Confundir lo representado con una imagen moral del mundo que se pretende extender a otros: ese es el error interpretativo puritano que nos ha sumido en una nueva ola de dogmatismo artístico, de sospecha cultural constante y de “identitarismo” político. Sabemos que una parte fundamental de nuestro aprendizaje se produce por medio de la mímesis, esto es, a través de la construcción del yo en torno a las constantes y heterogéneas proyecciones del sujeto: desde los avatares que fingimos ser en redes sociales y las distintas personas a modo de máscaras por las que nos deslizamos en nuestros vínculos y afectos, hasta los personajes de ficción con los que nos identificamos y a los que pretendemos imitar como en el pasado se hacía con las imágenes icónicas del santoral. Sin embargo, confundir las ficciones al otro lado de la pantalla con manuales morales para dirigirse por el mundo entraña un peligro mortal para la libertad creativa: también se rebela contra eso la complejidad moral interna propuesta por Titane.

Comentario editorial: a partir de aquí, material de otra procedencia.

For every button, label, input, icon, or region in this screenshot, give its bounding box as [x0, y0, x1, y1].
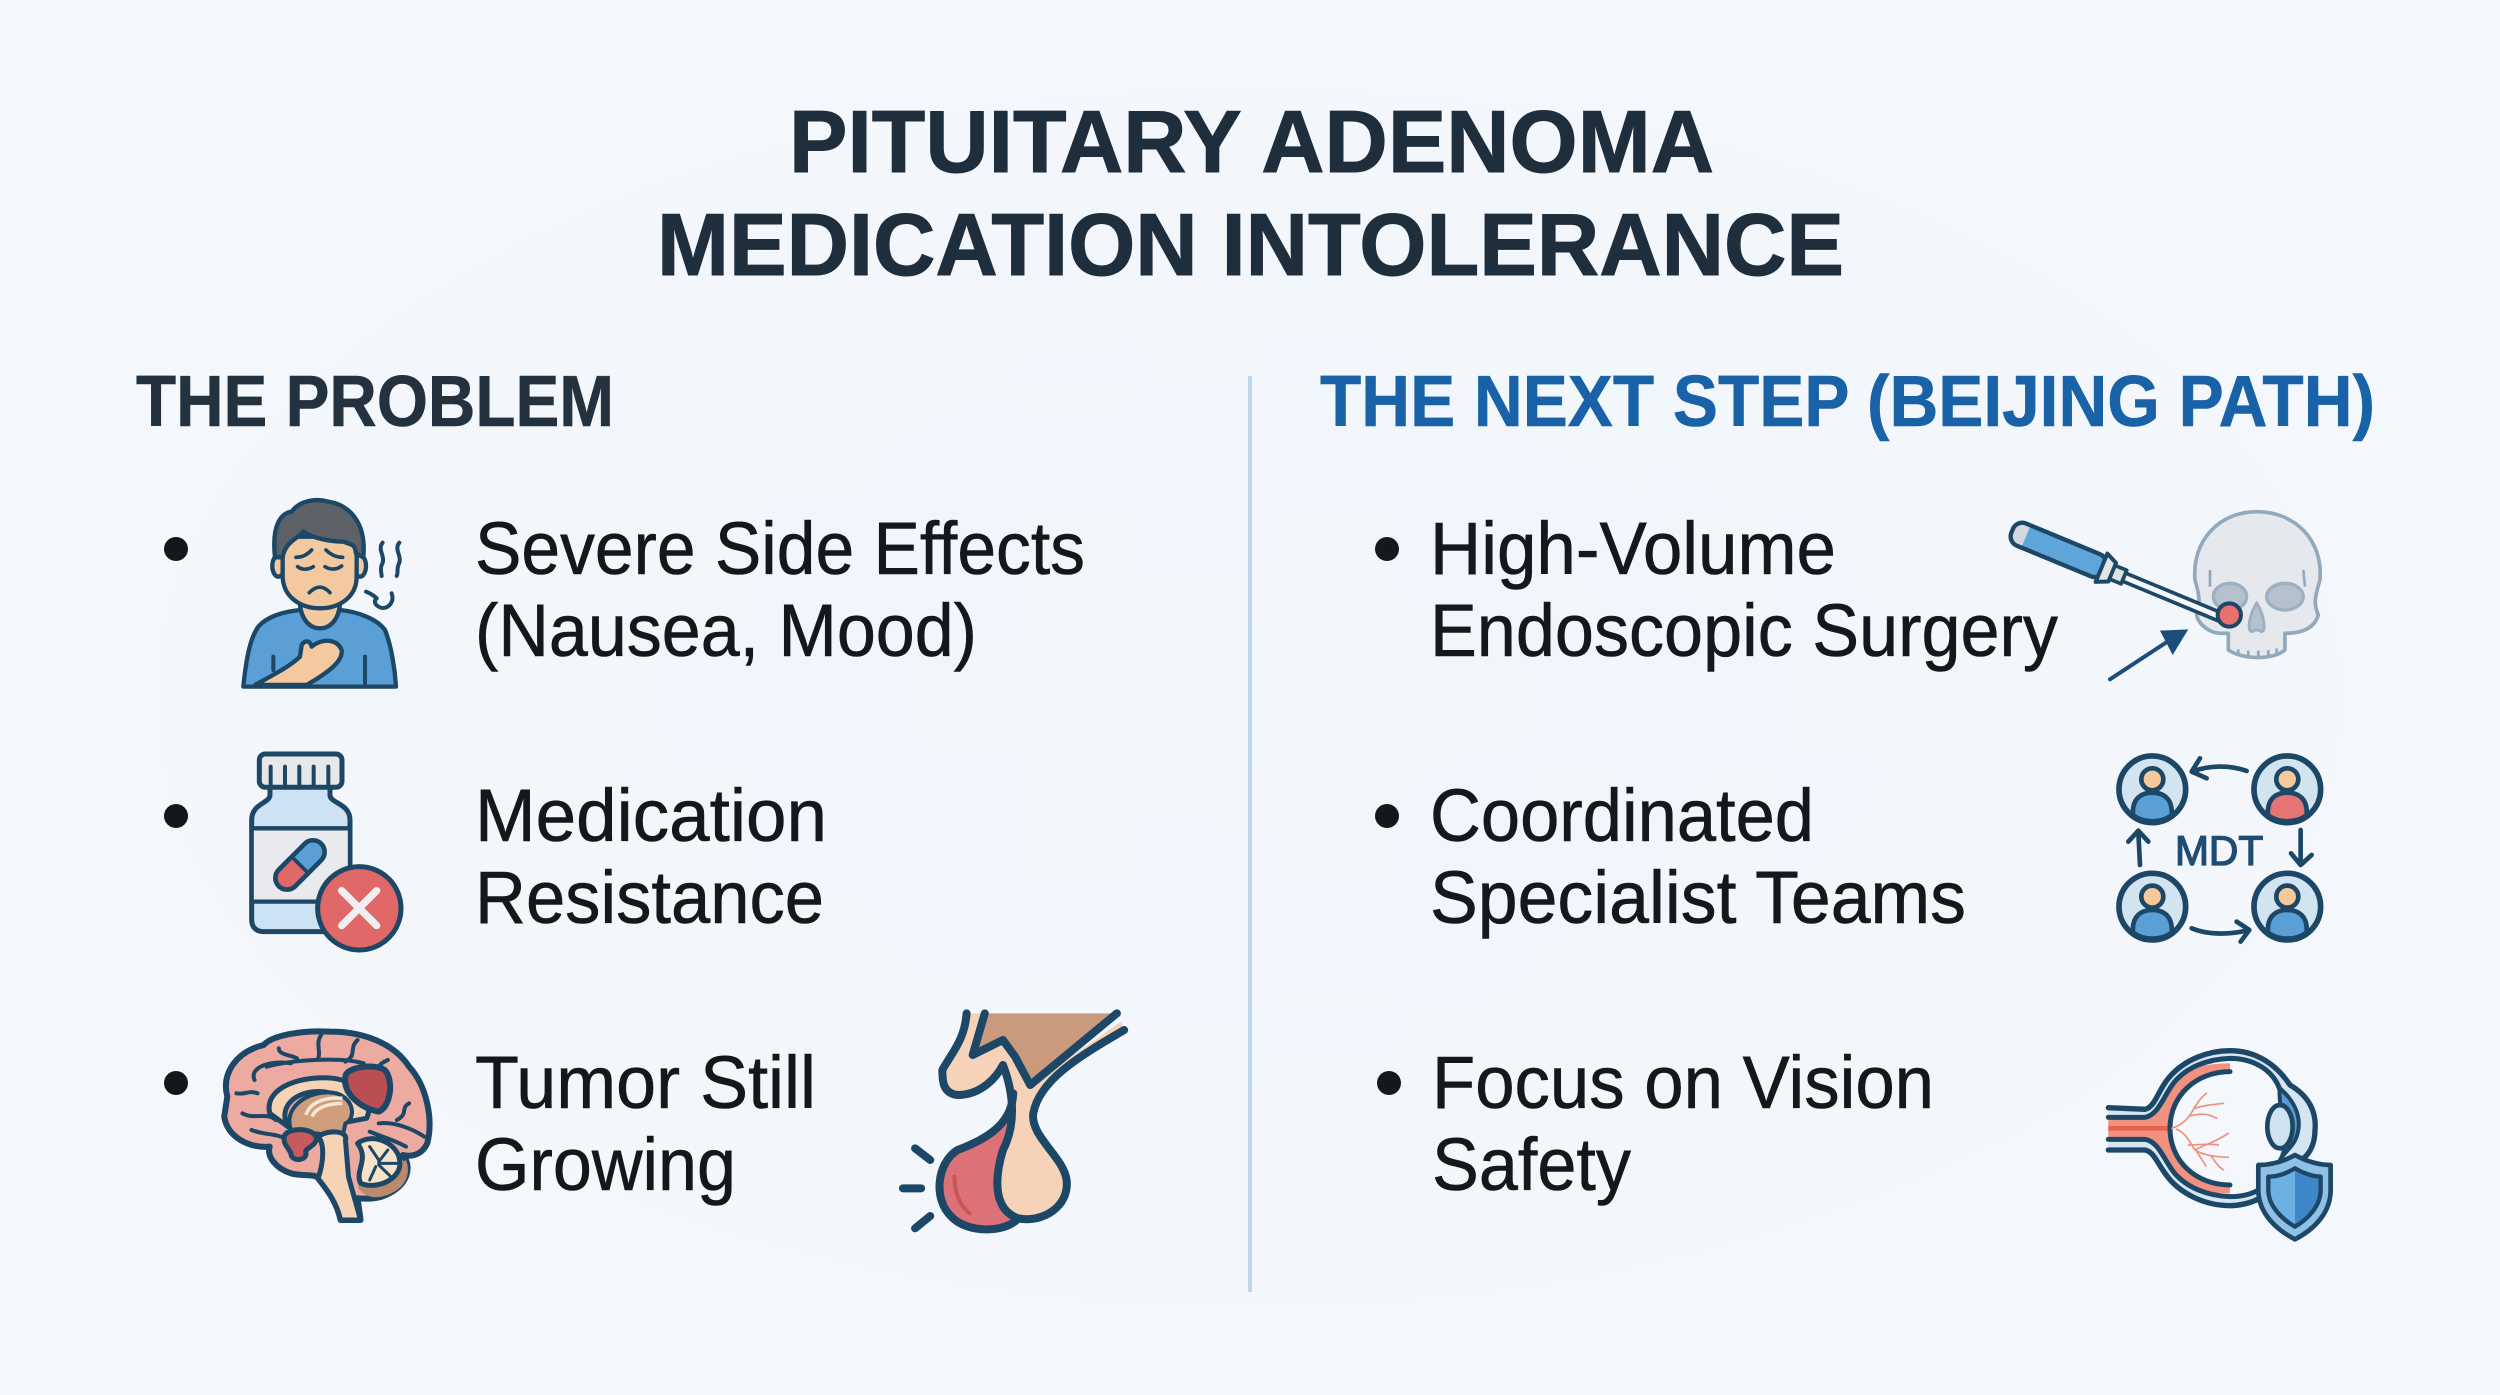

Recapitulemos. ¿Qué pasaría si tuvieran un hijo el Roman Polanski de La semilla del Diablo o de El quimérico inquilino; el Stanley Kubrick de 2001: Una Odisea del espacio o de La naranja mecánica; y el David Cronenberg de La mosca o de Crash? Habría salido, como finalmente ha ocurrido, Titane de Ducournau. Una película de culto desde el momento de su nacimiento, que no requiere de ser entendida para poder ser disfrutada porque así ocurre siempre con los placeres culpables más procaces (y por supuesto irresistibles). Si Titane se abre parodiando el punto de vista inevitablemente masculino desde el que el voyeur mira al cuerpo femenino contorsionarse; la película termina mostrando el cuerpo frágil y recién parido de una vida que acaba de ser alumbrada: empleando un primer plano, a modo de cierre, que muestra aquello que humaniza y singulariza el cuerpo, más allá de sus marcas íntimas (como aquella por la que reconocieron, a su vuelta, a Odiseo): el rostro.
Juego perverso de identidades, géneros y delirios posthumanistas: Titane es una deslumbrante pesadilla gore de androides que cuenta con transformaciones inenarrables; un horror que se transfigura en bello al desbordarse sobre la mitología aberrante y el simbolismo informe. Escribe Gérard Imbert: “El cine es la vida, en su heterogeneidad, complejidad e incompletud, en su capacidad de interpelación y de cuestionamiento, en la formulación del deseo y de sus límites. El cine de hoy se sitúa plenamente en estas encrucijadas entre el deseo y la realidad, entre lo posible, lo imaginario y lo virtual”. Y eso es, por encima de todo, ese experimento inclasificable llamado Titane: cine. Más allá de todo límite: ahondando con atrevimiento en la crisis de valores. Una exploración artística neobarroca que con justicia proclama: Caravaggio reloaded.